Bank Negara Malaysia has projected Malaysia’s Gross Domestic Growth to be between -2.0 percent and +0.5 percent this year.
The estimation comes during a global crisis caused by the coronavirus outbreak which has disrupted supply chain and caused a weak global demand.
In a press release by the central bank, the necessary move to announce the Movement Control Order (MCO) along with other measures to contain the spread is expected to dampen economic activity temporarily.
BNM has pointed out that Putrajaya’s stimulus package will help to cushion the economic fallout and along with the announced stimulus packages, the central bank’s financial measures will provide sizable support to both households and businesses.
“These measures are expected to add 2.8 percentage points to 2020 GDP growth.
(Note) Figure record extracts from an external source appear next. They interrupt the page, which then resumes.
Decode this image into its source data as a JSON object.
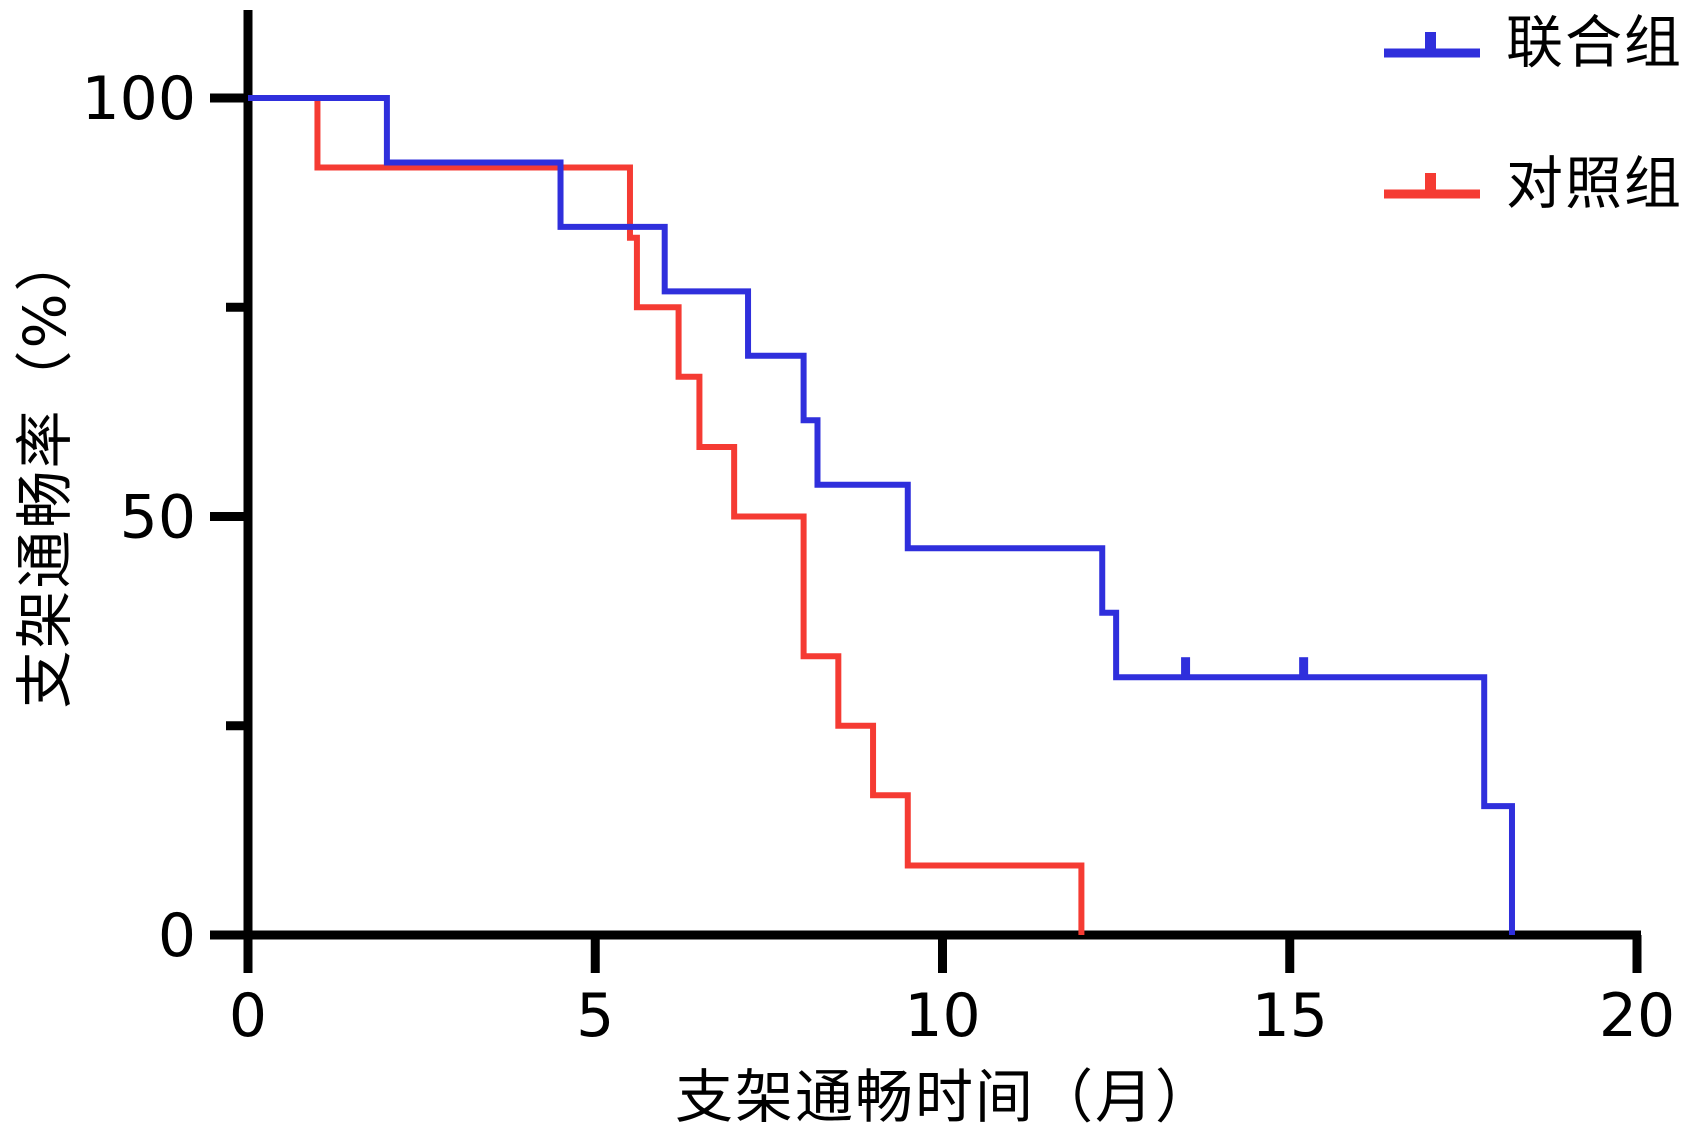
{
  "figure": {
    "background": "#ffffff",
    "axis_color": "#000000"
  },
  "chart_data": {
    "type": "line",
    "style": "kaplan-meier-step",
    "title": "",
    "xlabel": "支架通畅时间（月）",
    "ylabel": "支架通畅率（%）",
    "xlim": [
      0,
      20
    ],
    "ylim": [
      0,
      100
    ],
    "grid": false,
    "legend_position": "top-right",
    "x_ticks": [
      {
        "value": 0,
        "label": "0"
      },
      {
        "value": 5,
        "label": "5"
      },
      {
        "value": 10,
        "label": "10"
      },
      {
        "value": 15,
        "label": "15"
      },
      {
        "value": 20,
        "label": "20"
      }
    ],
    "y_ticks_major": [
      {
        "value": 0,
        "label": "0"
      },
      {
        "value": 50,
        "label": "50"
      },
      {
        "value": 100,
        "label": "100"
      }
    ],
    "y_ticks_minor": [
      25,
      75
    ],
    "series": [
      {
        "name": "联合组",
        "color": "#2f2fdc",
        "start": [
          0,
          100
        ],
        "steps": [
          [
            2,
            92.3
          ],
          [
            4.5,
            84.6
          ],
          [
            6,
            76.9
          ],
          [
            7.2,
            69.2
          ],
          [
            8,
            61.5
          ],
          [
            8.2,
            53.8
          ],
          [
            9.5,
            46.2
          ],
          [
            12.3,
            38.5
          ],
          [
            12.5,
            30.8
          ],
          [
            17.8,
            15.4
          ],
          [
            18.2,
            0
          ]
        ],
        "censor_marks": [
          [
            13.5,
            30.8
          ],
          [
            15.2,
            30.8
          ]
        ]
      },
      {
        "name": "对照组",
        "color": "#f53b33",
        "start": [
          0,
          100
        ],
        "steps": [
          [
            1,
            91.7
          ],
          [
            5.5,
            83.3
          ],
          [
            5.6,
            75
          ],
          [
            6.2,
            66.7
          ],
          [
            6.5,
            58.3
          ],
          [
            7,
            50
          ],
          [
            8,
            33.3
          ],
          [
            8.5,
            25
          ],
          [
            9,
            16.7
          ],
          [
            9.5,
            8.3
          ],
          [
            12,
            0
          ]
        ],
        "censor_marks": []
      }
    ]
  }
}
Also supporting growth is the ongoing large-scale infrastructure projects, which are expected to provide an additional 1 percentage point lift to growth in 2020,” BNM stated in the release.
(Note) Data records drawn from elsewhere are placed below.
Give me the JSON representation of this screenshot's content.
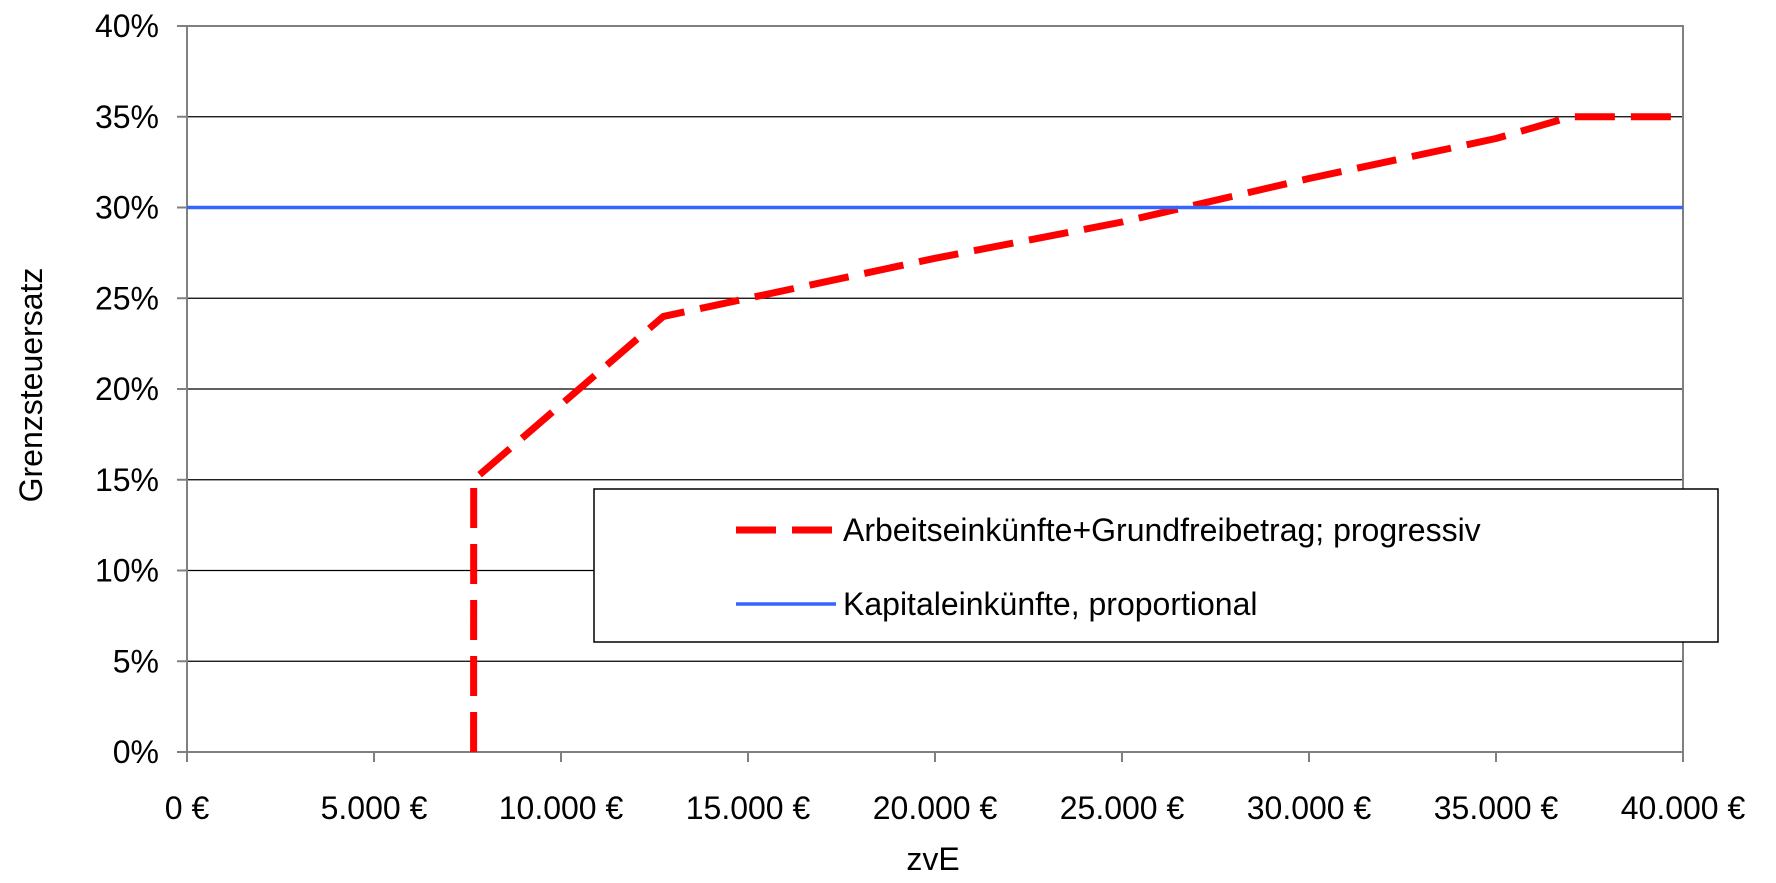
{
  "chart_data": {
    "type": "line",
    "xlabel": "zvE",
    "ylabel": "Grenzsteuersatz",
    "xlim": [
      0,
      40000
    ],
    "ylim": [
      0,
      0.4
    ],
    "x_ticks": [
      0,
      5000,
      10000,
      15000,
      20000,
      25000,
      30000,
      35000,
      40000
    ],
    "x_tick_labels": [
      "0 €",
      "5.000 €",
      "10.000 €",
      "15.000 €",
      "20.000 €",
      "25.000 €",
      "30.000 €",
      "35.000 €",
      "40.000 €"
    ],
    "y_ticks": [
      0,
      0.05,
      0.1,
      0.15,
      0.2,
      0.25,
      0.3,
      0.35,
      0.4
    ],
    "y_tick_labels": [
      "0%",
      "5%",
      "10%",
      "15%",
      "20%",
      "25%",
      "30%",
      "35%",
      "40%"
    ],
    "grid": "horizontal",
    "legend_position": "lower-right",
    "series": [
      {
        "name": "Arbeitseinkünfte+Grundfreibetrag; progressiv",
        "color": "#ff0000",
        "style": "dashed",
        "x": [
          7664,
          7665,
          12739,
          20000,
          25000,
          30000,
          35000,
          37000,
          40000
        ],
        "y": [
          0,
          0.15,
          0.24,
          0.272,
          0.292,
          0.316,
          0.338,
          0.35,
          0.35
        ]
      },
      {
        "name": "Kapitaleinkünfte, proportional",
        "color": "#3366ff",
        "style": "solid",
        "x": [
          0,
          40000
        ],
        "y": [
          0.3,
          0.3
        ]
      }
    ]
  }
}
However, the central bank has cautioned for significant uncertainties surrounding the growth outlook, with both upside and downside risks to the outlook.
Downside risks are expected to stem from more prolonged and wider spread of Covid-19 globally and domestically, recurring commodities supply disruptions and tighter financial conditions following heightened volatility in financial markets.
“However, there are also upside risks, emanating from potentially larger-than-expected impact from the pro-growth measures, faster normalisation in activity amid pent-up demand and better-than-expected global economy, arising from the various stimulus measures,” BNM highlighted.
The central bank further expects the Malaysian economy to rebound in 2021, in line with the projected global recovery.